Before You Produce a Video . . .
Devan: Definitely some of the things you should be thinking about before getting to this point are:
- Who is your target audience?
- What are your goals for the video?
- What is your messaging going to be?
Having a clear idea of what you’re trying to accomplish with a video is really important. If that’s something you need help coming up with, we’re always willing to talk through those things with you. Every project we do starts with a consultation process.
People come in and we talk through those things and help them figure it out. If they don’t know where to start, we’ll help them figure out what they’re trying to say, what’s going to make their video the most useful for their organization, how they’re going to get the most benefit from it, and then go from there.
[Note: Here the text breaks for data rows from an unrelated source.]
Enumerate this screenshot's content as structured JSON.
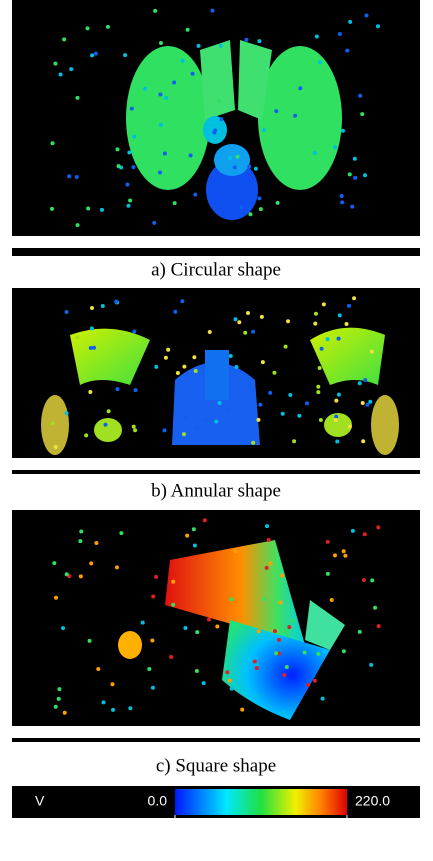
{
  "panels": [
    {
      "caption": "a) Circular shape"
    },
    {
      "caption": "b) Annular shape"
    },
    {
      "caption": "c) Square shape"
    }
  ],
  "colorbar": {
    "label": "V",
    "ticks": [
      {
        "value": 0,
        "label": "0.0"
      },
      {
        "value": 220,
        "label": "220.0"
      }
    ]
  }
}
As we mentioned earlier, nailing down a budget is important to start out with as well, just so we know what we’re working with as a starting point. But really, getting that messaging nailed down and knowing what we’re trying to accomplish with your budget is key in figuring out how we’re going to make that go the farthest that we can.
Free Initial Consultation
Hilary: Our current philosophy is not to charge at all for initial consultations. We like to approach it with an open mind and put creativity first, especially when clients are in our local community that we’re interested in serving. We think, why not take the time to hear them out? Even if we’re busy, these are great networks to create and conversations to be had regardless.
But I have to say most of those conversations do turn into active projects, in which case, yes, we do charge that initial consultation back in when we factor all the costs, but it’s a very minimal fee. People are usually really excited, interested in doing it, and it’s customized enough that it’s not like we’re giving them tips on how they can do something on their smartphone because we don’t necessarily think that would even do them justice!
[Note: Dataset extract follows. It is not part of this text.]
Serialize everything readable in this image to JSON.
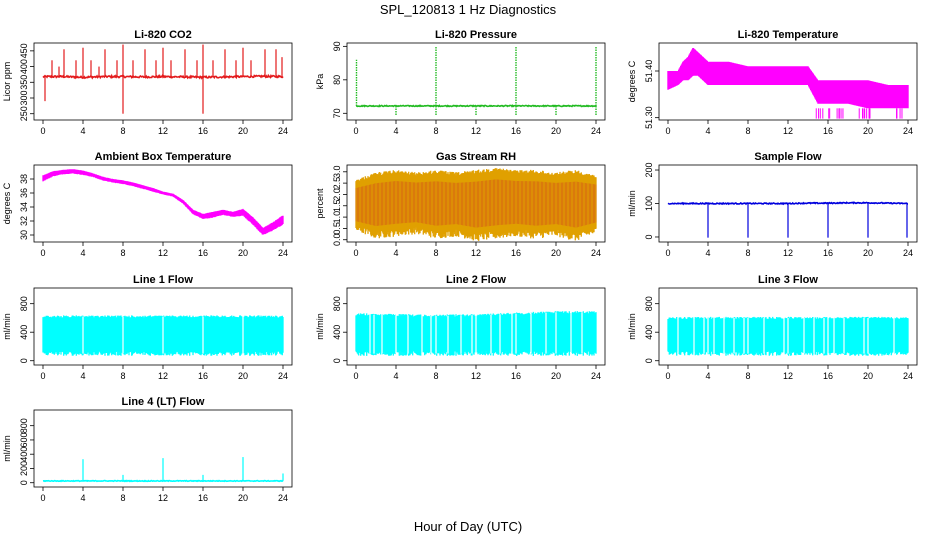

Why is Video Important for Nonprofits?
Devan: I think the most powerful thing about video and what we love most about it is that storytelling component and being able to get people really invested in personal stories, like the examples I shared with you earlier with some of the videos we’ve worked on.
Being able to talk to real people and tell their stories is really something that video does in a way that is difficult to do in any other medium. People are a lot more likely to share a video I think than maybe an article or something like that, so it’s got some credibility.
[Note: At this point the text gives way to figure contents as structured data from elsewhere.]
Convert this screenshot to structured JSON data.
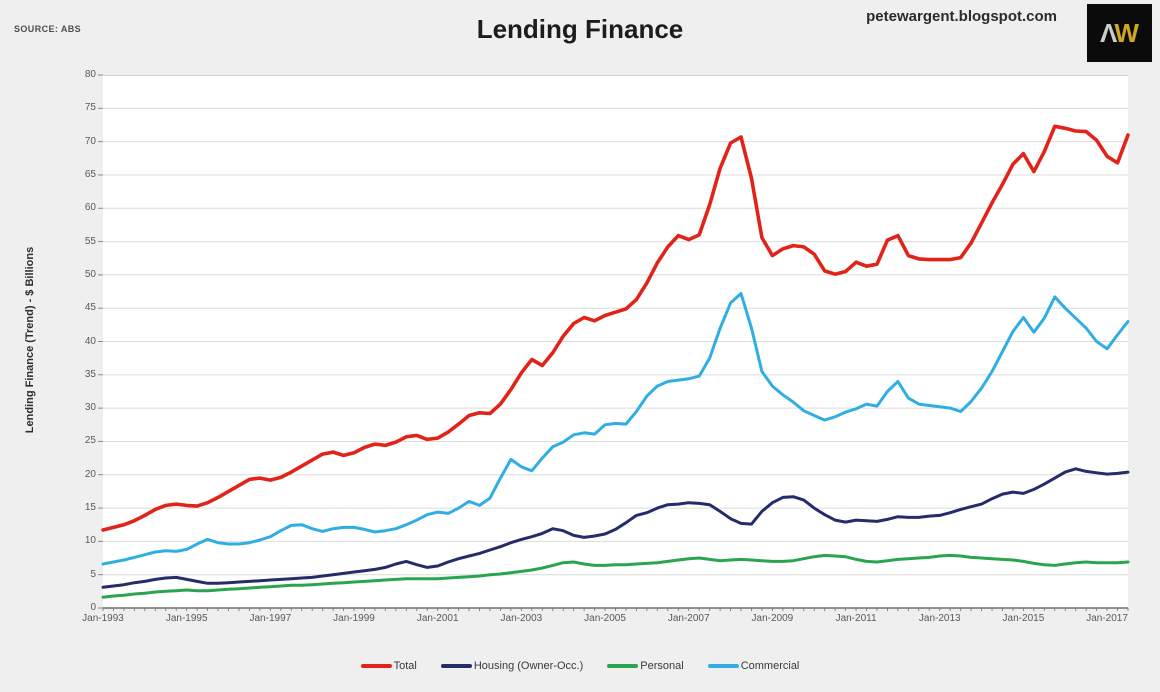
{
  "header": {
    "source_label": "SOURCE: ABS",
    "site": "petewargent.blogspot.com",
    "logo_a": "Λ",
    "logo_w": "W"
  },
  "chart_data": {
    "type": "line",
    "title": "Lending Finance",
    "xlabel": "",
    "ylabel": "Lending Finance (Trend) - $ Billions",
    "ylim": [
      0,
      80
    ],
    "ytick_step": 5,
    "grid": true,
    "legend_position": "bottom",
    "x_start_year": 1993,
    "x_points_per_year": 4,
    "x_tick_interval_years": 2,
    "x_tick_labels": [
      "Jan-1993",
      "Jan-1995",
      "Jan-1997",
      "Jan-1999",
      "Jan-2001",
      "Jan-2003",
      "Jan-2005",
      "Jan-2007",
      "Jan-2009",
      "Jan-2011",
      "Jan-2013",
      "Jan-2015",
      "Jan-2017"
    ],
    "series": [
      {
        "name": "Total",
        "color": "#e2231a",
        "values": [
          11.7,
          12.1,
          12.5,
          13.1,
          13.9,
          14.8,
          15.4,
          15.6,
          15.4,
          15.3,
          15.8,
          16.6,
          17.5,
          18.4,
          19.3,
          19.5,
          19.2,
          19.6,
          20.4,
          21.3,
          22.2,
          23.1,
          23.4,
          22.9,
          23.3,
          24.1,
          24.6,
          24.4,
          24.9,
          25.7,
          25.9,
          25.3,
          25.5,
          26.4,
          27.6,
          28.9,
          29.3,
          29.2,
          30.6,
          32.8,
          35.3,
          37.3,
          36.4,
          38.3,
          40.8,
          42.7,
          43.6,
          43.1,
          43.9,
          44.4,
          44.9,
          46.3,
          48.8,
          51.8,
          54.2,
          55.9,
          55.3,
          56.0,
          60.5,
          66.0,
          69.8,
          70.7,
          64.5,
          55.6,
          52.9,
          53.9,
          54.4,
          54.2,
          53.1,
          50.6,
          50.1,
          50.5,
          51.9,
          51.3,
          51.6,
          55.2,
          55.9,
          52.9,
          52.4,
          52.3,
          52.3,
          52.3,
          52.6,
          54.8,
          57.8,
          60.8,
          63.6,
          66.6,
          68.2,
          65.5,
          68.5,
          72.3,
          72.0,
          71.6,
          71.5,
          70.2,
          67.8,
          66.8,
          71.0
        ]
      },
      {
        "name": "Housing (Owner-Occ.)",
        "color": "#252c6a",
        "values": [
          3.1,
          3.3,
          3.5,
          3.8,
          4.0,
          4.3,
          4.5,
          4.6,
          4.3,
          4.0,
          3.7,
          3.7,
          3.8,
          3.9,
          4.0,
          4.1,
          4.2,
          4.3,
          4.4,
          4.5,
          4.6,
          4.8,
          5.0,
          5.2,
          5.4,
          5.6,
          5.8,
          6.1,
          6.6,
          7.0,
          6.5,
          6.1,
          6.3,
          6.9,
          7.4,
          7.8,
          8.2,
          8.7,
          9.2,
          9.8,
          10.3,
          10.7,
          11.2,
          11.9,
          11.6,
          10.9,
          10.6,
          10.8,
          11.1,
          11.8,
          12.8,
          13.9,
          14.3,
          15.0,
          15.5,
          15.6,
          15.8,
          15.7,
          15.5,
          14.5,
          13.4,
          12.7,
          12.6,
          14.5,
          15.8,
          16.6,
          16.7,
          16.2,
          15.0,
          14.0,
          13.2,
          12.9,
          13.2,
          13.1,
          13.0,
          13.3,
          13.7,
          13.6,
          13.6,
          13.8,
          13.9,
          14.3,
          14.8,
          15.2,
          15.6,
          16.4,
          17.1,
          17.4,
          17.2,
          17.8,
          18.6,
          19.5,
          20.4,
          20.9,
          20.5,
          20.3,
          20.1,
          20.2,
          20.4
        ]
      },
      {
        "name": "Personal",
        "color": "#2aa44f",
        "values": [
          1.6,
          1.8,
          1.9,
          2.1,
          2.2,
          2.4,
          2.5,
          2.6,
          2.7,
          2.6,
          2.6,
          2.7,
          2.8,
          2.9,
          3.0,
          3.1,
          3.2,
          3.3,
          3.4,
          3.4,
          3.5,
          3.6,
          3.7,
          3.8,
          3.9,
          4.0,
          4.1,
          4.2,
          4.3,
          4.4,
          4.4,
          4.4,
          4.4,
          4.5,
          4.6,
          4.7,
          4.8,
          5.0,
          5.1,
          5.3,
          5.5,
          5.7,
          6.0,
          6.4,
          6.8,
          6.9,
          6.6,
          6.4,
          6.4,
          6.5,
          6.5,
          6.6,
          6.7,
          6.8,
          7.0,
          7.2,
          7.4,
          7.5,
          7.3,
          7.1,
          7.2,
          7.3,
          7.2,
          7.1,
          7.0,
          7.0,
          7.1,
          7.4,
          7.7,
          7.9,
          7.8,
          7.7,
          7.3,
          7.0,
          6.9,
          7.1,
          7.3,
          7.4,
          7.5,
          7.6,
          7.8,
          7.9,
          7.8,
          7.6,
          7.5,
          7.4,
          7.3,
          7.2,
          7.0,
          6.7,
          6.5,
          6.4,
          6.6,
          6.8,
          6.9,
          6.8,
          6.8,
          6.8,
          6.9
        ]
      },
      {
        "name": "Commercial",
        "color": "#30aee4",
        "values": [
          6.6,
          6.9,
          7.2,
          7.6,
          8.0,
          8.4,
          8.6,
          8.5,
          8.8,
          9.6,
          10.3,
          9.8,
          9.6,
          9.6,
          9.8,
          10.2,
          10.7,
          11.6,
          12.4,
          12.5,
          11.9,
          11.5,
          11.9,
          12.1,
          12.1,
          11.8,
          11.4,
          11.6,
          11.9,
          12.5,
          13.2,
          14.0,
          14.4,
          14.2,
          15.0,
          16.0,
          15.4,
          16.5,
          19.5,
          22.3,
          21.2,
          20.6,
          22.5,
          24.2,
          24.9,
          26.0,
          26.3,
          26.1,
          27.5,
          27.7,
          27.6,
          29.5,
          31.8,
          33.3,
          34.0,
          34.2,
          34.4,
          34.8,
          37.5,
          42.0,
          45.8,
          47.2,
          42.0,
          35.5,
          33.3,
          32.0,
          30.9,
          29.6,
          28.9,
          28.2,
          28.7,
          29.4,
          29.9,
          30.6,
          30.3,
          32.5,
          34.0,
          31.5,
          30.6,
          30.4,
          30.2,
          30.0,
          29.5,
          31.0,
          33.0,
          35.5,
          38.5,
          41.5,
          43.6,
          41.4,
          43.5,
          46.7,
          45.0,
          43.5,
          42.0,
          40.0,
          38.9,
          41.0,
          43.0
        ]
      }
    ]
  }
}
It has a marketing component behind it. They’re great for social media, websites, and things like that. People generally like watching videos. I think a big part of that is being able to get people really invested in those personal stories.
Hilary: And for the sake of a nonprofit, they really rely on people donating to their cause, and I think this is a way for them to not only gain new people to come on board, but it also shows people who have already donated to their cause — it shows a wider audience — that their money is going toward something meaningful and is making an impact. That’s a big component for nonprofits to show.
The Final Takeaway . . .
Hilary: If you don’t know a lot about video, it can seem overwhelming, but it really doesn’t have to be and it’s supposed to be a fun process, at least as far as we’re concerned! So, approach it with some level of creativity and fun and don’t hesitate to reach out to make that first step. Because once you do that, it’ll be a lot easier to wrap your head around whatever project you have in mind and be able to speak to the people that you want to support your cause.